Bye-BYe - Breast Cancer
Family history/genetics plays a significant role in the incidence of breast cancer. However, the most significant contributor to breast cancer, or any other cancer for that matter, is alcohol. Alcohol interferes with the maintenance of your genes and is the single most significant contributor to breast cancer. Alcohol interferes with your ability to repair DNA damage by destroying the vitamin Folate. That is why, prior to and during pregnancy the new baby has a better chance of good health if the mother doesn’t drink alcohol and takes prenatal vitamins (folate being the one most significant component). The same holds true as you age.
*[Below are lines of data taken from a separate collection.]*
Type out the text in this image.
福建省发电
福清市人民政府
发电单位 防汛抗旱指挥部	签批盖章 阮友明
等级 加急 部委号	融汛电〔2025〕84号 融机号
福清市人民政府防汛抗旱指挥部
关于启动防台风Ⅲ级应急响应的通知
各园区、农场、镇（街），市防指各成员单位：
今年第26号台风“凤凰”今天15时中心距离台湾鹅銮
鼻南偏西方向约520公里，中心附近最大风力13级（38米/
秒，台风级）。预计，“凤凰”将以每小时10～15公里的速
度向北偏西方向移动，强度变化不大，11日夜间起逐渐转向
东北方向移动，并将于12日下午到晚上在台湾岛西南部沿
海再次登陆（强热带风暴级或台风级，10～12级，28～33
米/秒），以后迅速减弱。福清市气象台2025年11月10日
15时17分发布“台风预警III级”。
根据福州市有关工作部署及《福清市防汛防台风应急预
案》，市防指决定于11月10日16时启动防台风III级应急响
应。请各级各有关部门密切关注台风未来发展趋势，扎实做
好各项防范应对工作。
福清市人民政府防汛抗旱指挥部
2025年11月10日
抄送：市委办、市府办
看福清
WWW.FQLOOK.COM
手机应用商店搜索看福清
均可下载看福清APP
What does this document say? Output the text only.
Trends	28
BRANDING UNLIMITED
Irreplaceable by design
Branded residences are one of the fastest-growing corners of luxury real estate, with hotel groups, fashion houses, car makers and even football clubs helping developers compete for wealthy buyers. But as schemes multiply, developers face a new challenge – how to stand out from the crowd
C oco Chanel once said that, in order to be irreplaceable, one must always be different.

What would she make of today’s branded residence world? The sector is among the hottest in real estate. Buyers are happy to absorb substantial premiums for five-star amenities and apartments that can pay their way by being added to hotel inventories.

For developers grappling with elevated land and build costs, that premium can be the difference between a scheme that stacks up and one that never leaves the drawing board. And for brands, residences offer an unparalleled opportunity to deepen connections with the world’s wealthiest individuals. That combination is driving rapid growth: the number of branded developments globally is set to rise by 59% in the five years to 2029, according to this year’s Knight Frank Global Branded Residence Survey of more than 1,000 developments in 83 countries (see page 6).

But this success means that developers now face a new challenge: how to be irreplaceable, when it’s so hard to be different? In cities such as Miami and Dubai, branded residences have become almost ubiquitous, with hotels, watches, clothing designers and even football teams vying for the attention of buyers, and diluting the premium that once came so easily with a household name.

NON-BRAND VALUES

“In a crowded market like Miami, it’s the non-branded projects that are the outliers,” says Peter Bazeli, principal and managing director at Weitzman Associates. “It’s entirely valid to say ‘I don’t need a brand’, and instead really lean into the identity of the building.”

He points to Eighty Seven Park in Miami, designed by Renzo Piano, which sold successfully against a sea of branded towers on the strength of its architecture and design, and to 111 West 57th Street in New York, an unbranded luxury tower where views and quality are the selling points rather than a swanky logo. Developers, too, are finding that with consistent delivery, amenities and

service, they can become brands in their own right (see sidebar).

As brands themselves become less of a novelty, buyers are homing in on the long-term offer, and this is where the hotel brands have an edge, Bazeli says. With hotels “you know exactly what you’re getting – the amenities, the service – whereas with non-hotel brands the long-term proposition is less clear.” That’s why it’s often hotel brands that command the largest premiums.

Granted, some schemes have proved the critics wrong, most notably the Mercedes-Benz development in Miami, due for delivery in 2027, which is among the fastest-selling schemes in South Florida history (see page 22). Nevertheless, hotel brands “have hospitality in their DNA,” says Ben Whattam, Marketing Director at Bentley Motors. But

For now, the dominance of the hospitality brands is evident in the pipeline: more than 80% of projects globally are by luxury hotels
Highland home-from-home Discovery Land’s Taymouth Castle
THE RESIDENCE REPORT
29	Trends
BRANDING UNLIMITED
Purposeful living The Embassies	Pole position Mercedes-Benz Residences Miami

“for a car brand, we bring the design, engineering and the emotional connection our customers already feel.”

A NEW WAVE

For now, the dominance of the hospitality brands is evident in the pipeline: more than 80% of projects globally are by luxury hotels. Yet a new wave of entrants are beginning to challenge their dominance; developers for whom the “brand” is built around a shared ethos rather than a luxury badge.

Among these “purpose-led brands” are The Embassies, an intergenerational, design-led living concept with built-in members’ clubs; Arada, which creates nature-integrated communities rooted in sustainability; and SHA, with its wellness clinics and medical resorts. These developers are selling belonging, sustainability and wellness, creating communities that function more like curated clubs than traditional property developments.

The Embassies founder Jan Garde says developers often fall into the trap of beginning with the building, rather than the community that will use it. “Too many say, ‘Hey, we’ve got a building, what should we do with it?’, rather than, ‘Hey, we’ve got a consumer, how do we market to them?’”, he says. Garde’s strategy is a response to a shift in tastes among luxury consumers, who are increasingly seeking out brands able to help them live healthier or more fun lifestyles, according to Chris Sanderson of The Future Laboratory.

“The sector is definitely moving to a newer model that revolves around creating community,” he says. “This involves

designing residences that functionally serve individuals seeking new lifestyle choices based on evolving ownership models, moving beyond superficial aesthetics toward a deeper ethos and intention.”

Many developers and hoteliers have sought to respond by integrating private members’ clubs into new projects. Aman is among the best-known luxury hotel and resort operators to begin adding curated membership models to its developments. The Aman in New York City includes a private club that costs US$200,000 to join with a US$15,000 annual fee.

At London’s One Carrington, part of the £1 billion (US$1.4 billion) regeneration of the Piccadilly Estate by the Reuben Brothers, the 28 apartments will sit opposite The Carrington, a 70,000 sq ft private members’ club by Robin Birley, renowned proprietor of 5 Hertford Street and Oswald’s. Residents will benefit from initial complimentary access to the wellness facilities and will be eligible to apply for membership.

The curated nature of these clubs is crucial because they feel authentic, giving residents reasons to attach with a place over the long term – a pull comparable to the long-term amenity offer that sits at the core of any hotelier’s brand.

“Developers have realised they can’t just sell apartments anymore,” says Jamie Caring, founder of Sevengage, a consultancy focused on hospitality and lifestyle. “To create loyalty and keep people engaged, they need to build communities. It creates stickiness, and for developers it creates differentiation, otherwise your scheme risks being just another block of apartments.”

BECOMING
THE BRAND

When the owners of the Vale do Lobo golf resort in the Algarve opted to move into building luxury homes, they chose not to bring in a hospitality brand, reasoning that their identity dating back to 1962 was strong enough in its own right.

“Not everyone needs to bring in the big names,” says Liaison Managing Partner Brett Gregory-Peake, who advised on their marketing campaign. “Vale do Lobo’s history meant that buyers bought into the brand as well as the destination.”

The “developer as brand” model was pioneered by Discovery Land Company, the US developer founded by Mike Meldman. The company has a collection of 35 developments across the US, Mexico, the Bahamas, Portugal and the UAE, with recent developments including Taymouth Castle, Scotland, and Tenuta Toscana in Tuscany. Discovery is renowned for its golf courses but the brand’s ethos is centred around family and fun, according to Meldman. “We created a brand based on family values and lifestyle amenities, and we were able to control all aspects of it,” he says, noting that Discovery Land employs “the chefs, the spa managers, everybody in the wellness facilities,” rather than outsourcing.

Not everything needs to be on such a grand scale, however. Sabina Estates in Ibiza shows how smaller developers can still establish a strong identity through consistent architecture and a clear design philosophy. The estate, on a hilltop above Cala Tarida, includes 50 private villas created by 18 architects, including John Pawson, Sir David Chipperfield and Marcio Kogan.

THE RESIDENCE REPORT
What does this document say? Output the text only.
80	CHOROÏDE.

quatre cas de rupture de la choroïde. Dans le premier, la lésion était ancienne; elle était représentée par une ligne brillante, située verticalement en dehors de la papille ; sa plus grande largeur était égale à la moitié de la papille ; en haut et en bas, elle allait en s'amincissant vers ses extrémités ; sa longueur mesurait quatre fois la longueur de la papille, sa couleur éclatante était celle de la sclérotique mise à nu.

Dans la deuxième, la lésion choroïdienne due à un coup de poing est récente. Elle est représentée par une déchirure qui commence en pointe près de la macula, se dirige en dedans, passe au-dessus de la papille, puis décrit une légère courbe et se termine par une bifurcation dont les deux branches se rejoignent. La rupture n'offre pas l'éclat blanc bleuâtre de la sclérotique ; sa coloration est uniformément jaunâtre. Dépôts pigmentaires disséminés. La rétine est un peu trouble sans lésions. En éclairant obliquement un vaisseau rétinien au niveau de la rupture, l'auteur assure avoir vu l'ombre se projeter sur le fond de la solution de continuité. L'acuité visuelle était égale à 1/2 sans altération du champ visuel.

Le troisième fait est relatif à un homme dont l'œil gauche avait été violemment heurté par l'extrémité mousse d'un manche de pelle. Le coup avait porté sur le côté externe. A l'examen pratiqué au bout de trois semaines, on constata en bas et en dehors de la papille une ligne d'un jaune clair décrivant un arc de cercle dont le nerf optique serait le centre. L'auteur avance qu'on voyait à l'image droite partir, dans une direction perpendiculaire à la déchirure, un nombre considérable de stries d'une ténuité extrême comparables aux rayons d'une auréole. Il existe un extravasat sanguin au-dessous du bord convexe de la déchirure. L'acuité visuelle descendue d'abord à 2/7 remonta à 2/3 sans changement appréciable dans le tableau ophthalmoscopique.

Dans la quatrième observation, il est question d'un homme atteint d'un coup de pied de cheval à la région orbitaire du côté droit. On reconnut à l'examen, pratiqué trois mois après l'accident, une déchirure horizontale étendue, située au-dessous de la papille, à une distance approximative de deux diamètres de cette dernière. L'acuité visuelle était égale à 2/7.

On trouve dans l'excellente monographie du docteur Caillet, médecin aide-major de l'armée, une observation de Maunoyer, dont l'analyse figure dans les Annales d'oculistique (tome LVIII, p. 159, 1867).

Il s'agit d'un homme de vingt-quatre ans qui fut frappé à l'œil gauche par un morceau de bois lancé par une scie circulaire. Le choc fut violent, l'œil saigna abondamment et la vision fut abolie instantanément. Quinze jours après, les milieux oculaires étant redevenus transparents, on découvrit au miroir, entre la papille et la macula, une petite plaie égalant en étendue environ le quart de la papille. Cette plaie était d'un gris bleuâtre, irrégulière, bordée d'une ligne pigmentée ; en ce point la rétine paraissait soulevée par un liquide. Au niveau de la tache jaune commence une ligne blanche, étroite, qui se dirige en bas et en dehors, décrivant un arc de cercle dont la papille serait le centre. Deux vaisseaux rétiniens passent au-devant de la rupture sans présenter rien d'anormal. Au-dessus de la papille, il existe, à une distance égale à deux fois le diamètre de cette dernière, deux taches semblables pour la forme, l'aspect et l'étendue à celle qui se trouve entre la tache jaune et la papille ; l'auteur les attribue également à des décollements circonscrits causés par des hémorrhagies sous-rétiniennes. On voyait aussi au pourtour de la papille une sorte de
The NIH reports in a recent study based on the results of the WHI that breast cancer incidence is reduced as much as 10 fold (390/100,000 to 40/100,00) if testosterone is kept in a mid normal range throughout life. Dr. T has used both estrogen and testosterone for the treatment of the menopause since 1990. Testosterone supports the distal genital tract, preventing incontinence, sexual dysfunction, and improves libido. His clinic has treated approximately 2,500 patients in this way, interestingly, not one has developed breast cancer.. Hopefully, clinical trials will be done to establish this as a universal preventive measure. He strongly recommends testing free testosterone for women on OCP over thirty, all women over 40. Testosterone can be supplemented with a simple cream applied to the skin..
If you drink alcohol, supplement your folate level with a daily vitamin.. Folate is the ONLY vitamin that is recommended for anyone that is not a Vegan. The human diet has expanded way beyond vegetables and this displaced folate (the vitamin from “FOLiage” - FOLate), the critical vitamin in protein production.
When Prevention Fails - Early Cancer Detection Saves Lives...
The PAP smear, breast self examination and mammography, as well as colon cancer screening detect changes in the body that lead to cancer. These screening tests are the basis of preventive care. Genetic testing is now available for those who are at risk for cancers of the breast and colon. Many other advances in genetic medicine will provide even more specific testing to warn those who are at high risk.